Well. Day One is over. And it went pretty well. Things were a little dicey around noon when I was sitting in class, trying to pay attention to genetics and heredity. I…don’t think I retained much.

Breakfast: 2 scrambled eggs, broccoli, baby greens, and leftover roasted sweet potatoes

Lunch: leftover beef/sweet potato stew with leftover Barbacoa beef and more sweet potatoes, plus baby greens (perhaps a theme?)

Dinner: Sauteed Brussels Sprouts with Onion and Pecans (recipe below), “Tandoori” Chicken with green peas

Snacks: home-dried apple rings, a fresh apple, and a small handful of toasted pecans. And tons and tons and tons of water. 2 cups of black coffee, before noon.

Feeling: Ok. A little headachy and low on patience. It was a little iffy between breakfast and lunch; I got realllly hungry and wanted to snack! But altogether upbeat and ready to face Day Two, which happens to coincide with a Medical Terminology test tomorrow at 8:30am, which I totally forgot about until, oh, 3 hours ago. 2 more practice quizzes and I’m headed to bed!

Good night, lovelies! Sweet dreams and good eats tomorrow.
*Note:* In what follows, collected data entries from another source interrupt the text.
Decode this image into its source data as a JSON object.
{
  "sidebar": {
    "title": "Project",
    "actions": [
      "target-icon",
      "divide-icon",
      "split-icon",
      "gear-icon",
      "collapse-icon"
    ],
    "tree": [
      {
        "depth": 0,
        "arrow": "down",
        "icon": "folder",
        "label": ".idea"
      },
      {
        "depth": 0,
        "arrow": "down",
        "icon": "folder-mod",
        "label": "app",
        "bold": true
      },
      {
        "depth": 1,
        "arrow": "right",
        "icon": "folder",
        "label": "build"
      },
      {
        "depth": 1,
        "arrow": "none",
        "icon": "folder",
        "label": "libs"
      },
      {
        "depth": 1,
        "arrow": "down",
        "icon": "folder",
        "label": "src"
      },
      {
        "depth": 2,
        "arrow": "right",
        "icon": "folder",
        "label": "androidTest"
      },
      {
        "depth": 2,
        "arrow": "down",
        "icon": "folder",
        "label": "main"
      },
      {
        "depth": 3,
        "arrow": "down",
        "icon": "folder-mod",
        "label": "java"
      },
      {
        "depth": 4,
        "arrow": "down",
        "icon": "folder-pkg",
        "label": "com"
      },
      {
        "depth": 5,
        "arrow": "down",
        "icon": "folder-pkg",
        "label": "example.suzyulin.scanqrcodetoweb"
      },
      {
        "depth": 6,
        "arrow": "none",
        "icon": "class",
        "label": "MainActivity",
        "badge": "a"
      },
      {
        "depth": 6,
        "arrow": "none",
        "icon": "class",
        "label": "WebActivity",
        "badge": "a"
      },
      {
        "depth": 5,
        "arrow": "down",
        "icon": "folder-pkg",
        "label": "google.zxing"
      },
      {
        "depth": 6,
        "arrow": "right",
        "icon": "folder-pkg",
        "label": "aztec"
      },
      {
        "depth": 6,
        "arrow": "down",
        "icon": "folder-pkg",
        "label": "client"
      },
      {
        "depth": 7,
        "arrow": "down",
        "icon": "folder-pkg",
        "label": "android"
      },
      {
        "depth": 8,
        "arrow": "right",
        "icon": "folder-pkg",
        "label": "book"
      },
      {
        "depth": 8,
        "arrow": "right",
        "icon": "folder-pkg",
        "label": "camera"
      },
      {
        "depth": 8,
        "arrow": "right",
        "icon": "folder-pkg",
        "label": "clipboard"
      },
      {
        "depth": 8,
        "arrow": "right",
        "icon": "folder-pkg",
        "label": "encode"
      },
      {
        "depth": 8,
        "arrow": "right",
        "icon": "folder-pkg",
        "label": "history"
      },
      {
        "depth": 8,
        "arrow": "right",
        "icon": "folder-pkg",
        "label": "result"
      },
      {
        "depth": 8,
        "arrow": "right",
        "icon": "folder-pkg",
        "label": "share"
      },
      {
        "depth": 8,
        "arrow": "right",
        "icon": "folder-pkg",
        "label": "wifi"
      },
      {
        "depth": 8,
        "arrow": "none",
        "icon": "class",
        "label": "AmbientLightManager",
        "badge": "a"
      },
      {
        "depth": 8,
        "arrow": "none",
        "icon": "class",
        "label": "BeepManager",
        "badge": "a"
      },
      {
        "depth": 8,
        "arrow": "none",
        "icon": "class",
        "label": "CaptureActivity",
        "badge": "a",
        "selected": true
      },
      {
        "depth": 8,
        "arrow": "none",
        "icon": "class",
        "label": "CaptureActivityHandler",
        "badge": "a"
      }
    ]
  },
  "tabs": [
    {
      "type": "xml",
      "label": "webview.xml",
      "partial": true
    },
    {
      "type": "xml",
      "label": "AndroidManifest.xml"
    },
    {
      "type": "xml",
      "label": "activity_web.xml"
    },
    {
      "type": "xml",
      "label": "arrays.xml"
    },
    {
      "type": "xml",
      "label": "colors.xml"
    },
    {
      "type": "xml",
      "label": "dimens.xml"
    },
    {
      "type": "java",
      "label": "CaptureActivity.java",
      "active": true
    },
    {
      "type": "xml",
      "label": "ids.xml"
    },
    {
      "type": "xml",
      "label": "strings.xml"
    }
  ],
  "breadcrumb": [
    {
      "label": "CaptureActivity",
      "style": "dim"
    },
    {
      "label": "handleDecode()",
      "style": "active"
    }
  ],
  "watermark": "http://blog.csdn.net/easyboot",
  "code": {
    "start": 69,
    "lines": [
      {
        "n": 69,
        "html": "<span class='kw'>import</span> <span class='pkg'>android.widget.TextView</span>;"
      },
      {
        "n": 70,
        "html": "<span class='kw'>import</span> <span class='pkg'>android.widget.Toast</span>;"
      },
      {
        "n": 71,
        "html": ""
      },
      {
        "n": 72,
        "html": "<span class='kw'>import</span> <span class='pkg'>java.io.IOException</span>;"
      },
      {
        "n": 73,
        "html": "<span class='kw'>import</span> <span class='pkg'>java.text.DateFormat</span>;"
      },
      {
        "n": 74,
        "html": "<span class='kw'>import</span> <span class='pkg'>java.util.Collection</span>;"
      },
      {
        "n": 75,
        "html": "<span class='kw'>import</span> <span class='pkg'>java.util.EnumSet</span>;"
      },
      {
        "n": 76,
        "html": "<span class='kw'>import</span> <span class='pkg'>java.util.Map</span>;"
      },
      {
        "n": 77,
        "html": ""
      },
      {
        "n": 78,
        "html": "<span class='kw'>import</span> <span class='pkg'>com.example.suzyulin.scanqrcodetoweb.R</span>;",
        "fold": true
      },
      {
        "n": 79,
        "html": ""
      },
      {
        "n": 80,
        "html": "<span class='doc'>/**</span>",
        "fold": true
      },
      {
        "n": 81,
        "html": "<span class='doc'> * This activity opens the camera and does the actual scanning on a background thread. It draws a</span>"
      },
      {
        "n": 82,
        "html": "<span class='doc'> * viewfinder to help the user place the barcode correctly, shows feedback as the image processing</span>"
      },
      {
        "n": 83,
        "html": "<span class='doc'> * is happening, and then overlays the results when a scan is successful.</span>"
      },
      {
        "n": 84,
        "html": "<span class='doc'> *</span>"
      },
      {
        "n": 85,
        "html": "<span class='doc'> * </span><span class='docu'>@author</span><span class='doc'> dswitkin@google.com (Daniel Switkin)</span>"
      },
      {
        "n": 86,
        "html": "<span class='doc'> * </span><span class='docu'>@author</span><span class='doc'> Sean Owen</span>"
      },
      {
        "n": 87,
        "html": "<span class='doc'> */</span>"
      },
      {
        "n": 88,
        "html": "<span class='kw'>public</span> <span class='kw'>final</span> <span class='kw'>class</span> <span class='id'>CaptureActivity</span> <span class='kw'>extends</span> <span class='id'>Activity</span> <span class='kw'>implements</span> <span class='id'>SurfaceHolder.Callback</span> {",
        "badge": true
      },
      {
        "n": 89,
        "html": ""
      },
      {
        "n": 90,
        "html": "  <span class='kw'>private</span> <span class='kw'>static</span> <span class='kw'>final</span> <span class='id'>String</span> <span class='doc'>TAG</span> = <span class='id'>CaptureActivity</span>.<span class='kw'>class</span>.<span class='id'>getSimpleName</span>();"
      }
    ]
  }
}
Brussels Sprouts with Onions and Pecans- serves 4 (as a normal side dish; I ate 1/2 the pan to myself)

2 T Ghee or Coconut Oil

1 1/2 # Brussels Sprouts

1/2 yellow onion, diced

1/2 tsp. kosher salt

1 tsp. black pepper

1/2 cup pecan halves, roughly chopped

1. Trim bottoms of sprouts and cut in half lengthwise

2. Heat ghee or coconut oil in a large frying/saute pan over medium-high heat

3. Add onions. Cook for about 8 minutes or until soft and beginning to brown

4. Add brussels sprouts, salt, pepper, and pecans. Cook until sprouts are tender and beginning to brown and pecans are toasty

5. Serve to 4 normal people as a delicious side dish to a nice pork loin roast or grilled chicken or eat the whole pan like a woman who has given up carbs and sugar for a month and is suddenly starving all.the.time. Pretend there will be leftovers to eat at lunchtime tomorrow, knowing full well you’re going to grab some as soon as you finish your blog post.